Sarà probabilmente sanzionato e dovrà farsi carico della bonifica della zona un uomo che nel pomeriggio di ieri, giovedì 15 gennaio, nel quartiere dei Sabbioni, nei pressi della pista di atletica, ha acceso un piccolo falò per bruciare documenti personali. Un residente nella zona lo ha visto e ha chiamato i Vigili del Fuoco, rischiando anche l’aggressione da parte del soggetto poi allontanatosi con l’auto.
“Stavo passeggiando con i miei cani nei pressi dell’impianto sportivo dei Sabbioni – racconta il cremasco – quando, tra la strada sterrata e i campi, ho notato un’auto parcheggiata e un individuo, dai tratti somatici direi fosse un egiziano, che stava bruciando carte. Lo stava facendo in una zona in cui ci sono sterpaglie e abbandono rifiuti. Quindi con il rischio che il rogo si propagasse. Mi sono fermato e ho chiesto di spegnere le fiamme, ma il tizio ha argomentato dicendo che doveva bruciare documenti personali, invitandomi ad andarmene”.
A quel punto il cremasco dallo spiccato senso civico ha estratto il telefono dalla tasca per fotografare l’auto; cosa che ha fatto infuriare lo straniero “che mi si è avvicinato prendendomi per un braccio e strattonandomi. Quindi se ne è andato”.
Il 115 è stato prontamente allertato.
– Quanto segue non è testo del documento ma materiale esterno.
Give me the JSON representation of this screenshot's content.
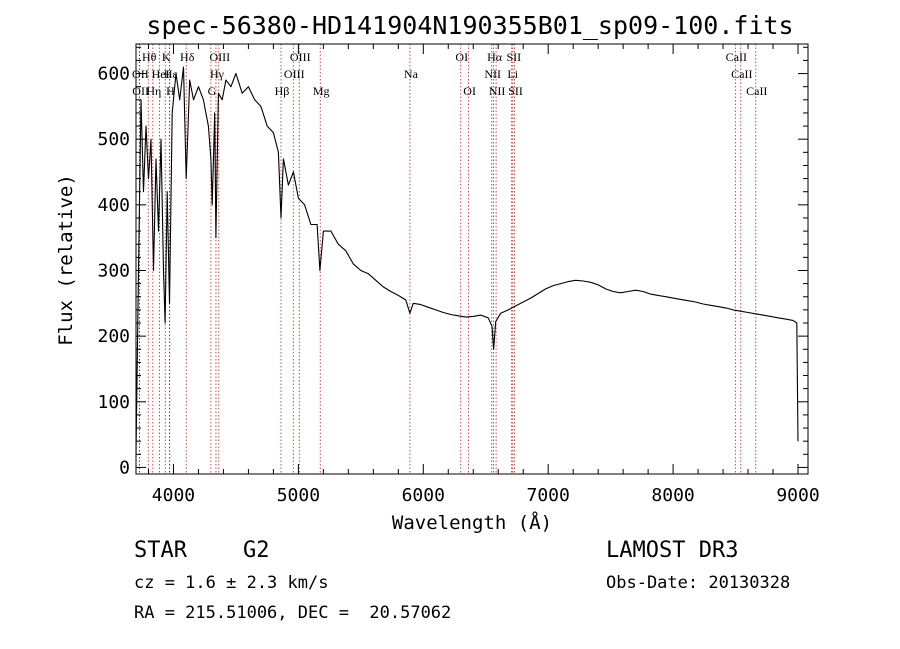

I pompieri sono giunti sul posto e hanno spento le fiamme. “Mi hanno chiesto i dati e di raccontare quanto accaduto. Hanno poi visto tra le fiamme alcuni documenti sui quali si leggeva chiaramente il nome dell’autore del rogo. Hanno chiamato il 112 per la sanzione che verosimilmente sarà comminata allo straniero, anche per la bonifica dell’area”.